What Is Probability?

Probability is the mathematics of uncertainty. It gives us a way to reason about events we cannot predict with certainty — which is most of life. Expressed as a number between 0 and 1 (or 0% and 100%), probability tells us how likely something is to occur.

  • 0 (0%) = impossible
  • 0.5 (50%) = equally likely to happen or not
  • 1 (100%) = certain

The probability of a fair coin landing heads is 0.5. The probability of rolling a 3 on a standard die is 1/6, or about 0.167 (16.7%).

The Two Types of Probability

Theoretical Probability

This is calculated from known, equally likely outcomes. If a bag contains 4 red marbles and 6 blue marbles, the probability of drawing a red marble is 4/10 = 0.4 (40%). No experiment needed — we calculate it from the known composition.

Empirical (Experimental) Probability

This is based on observed results. If you flip a coin 1,000 times and get 487 heads, your empirical probability is 487/1000 = 48.7%. With enough data, empirical probability converges toward theoretical probability — this is called the Law of Large Numbers.

Independent vs. Dependent Events

Two events are independent if the outcome of one has no effect on the other. A coin flip is always independent — getting heads ten times in a row does not make tails "more likely" on the next flip. This misunderstanding is called the Gambler's Fallacy.

Two events are dependent if one affects the other. Drawing a card from a deck and not replacing it changes the probabilities of subsequent draws.

Conditional Probability: The Key to Nuanced Thinking

Conditional probability asks: given that something has already happened, how likely is something else? Written as P(A|B) — "the probability of A given B."

This concept is crucial for medical testing. Suppose a test for a disease is 99% accurate. A person tests positive. What is the probability they actually have the disease? The answer depends heavily on how common the disease is in the population (its base rate). If the disease affects 1 in 10,000 people, a positive test result may still be more likely to be a false positive than a true positive. This is why doctors consider context, not just test results.

Expected Value: The Rational Decision-Maker's Tool

Expected value (EV) is the average outcome you'd expect if you repeated a decision many times. It's calculated by multiplying each possible outcome by its probability and summing them.

Example: A lottery ticket costs Rp 10,000. The prize is Rp 500,000 with a 1% chance of winning. EV = (0.01 × 500,000) + (0.99 × 0) = Rp 5,000. Since the ticket costs Rp 10,000 but the expected return is only Rp 5,000, buying it is a poor financial decision on average.

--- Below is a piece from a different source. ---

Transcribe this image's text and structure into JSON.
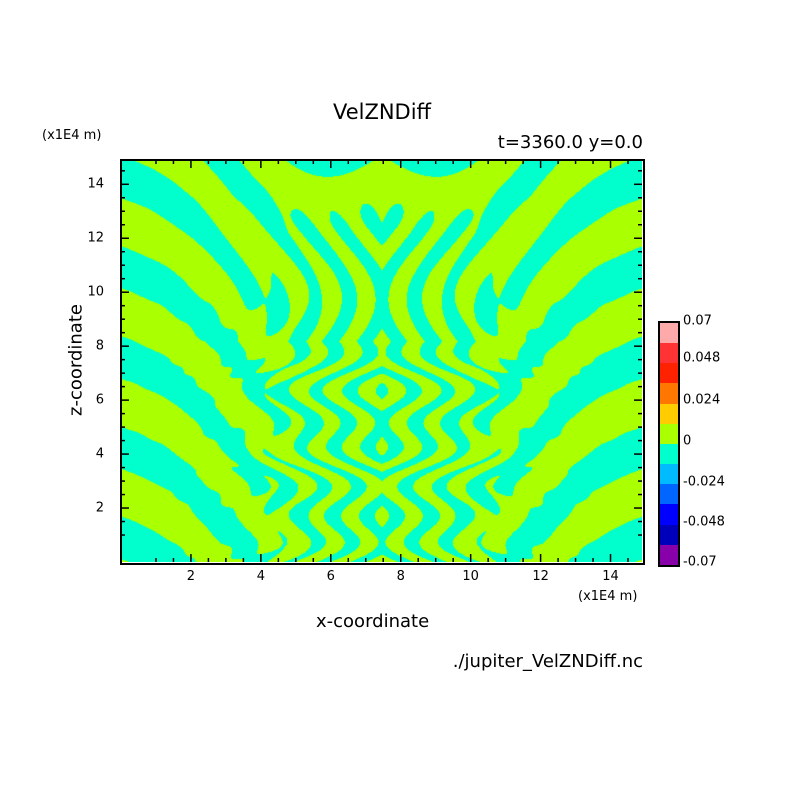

Practical Applications in Daily Life

  1. Insurance: Understanding that low-probability, high-impact events justify paying a premium even when you "expect" to lose money on the policy.
  2. Medical decisions: Evaluating screening tests and treatment options based on actual probabilities, not just "it could help."
  3. Business planning: Assigning probabilities to different market scenarios to make more robust plans.
  4. Everyday risk: Deciding whether to carry an umbrella based on a weather forecast that says "40% chance of rain."

Getting Comfortable with Uncertainty

The goal of learning probability isn't to eliminate uncertainty — it's to navigate it more wisely. The world is irreducibly unpredictable. Probability gives you a framework to make rational, informed choices even when outcomes cannot be guaranteed. In a world full of noise and chance, that framework is enormously valuable.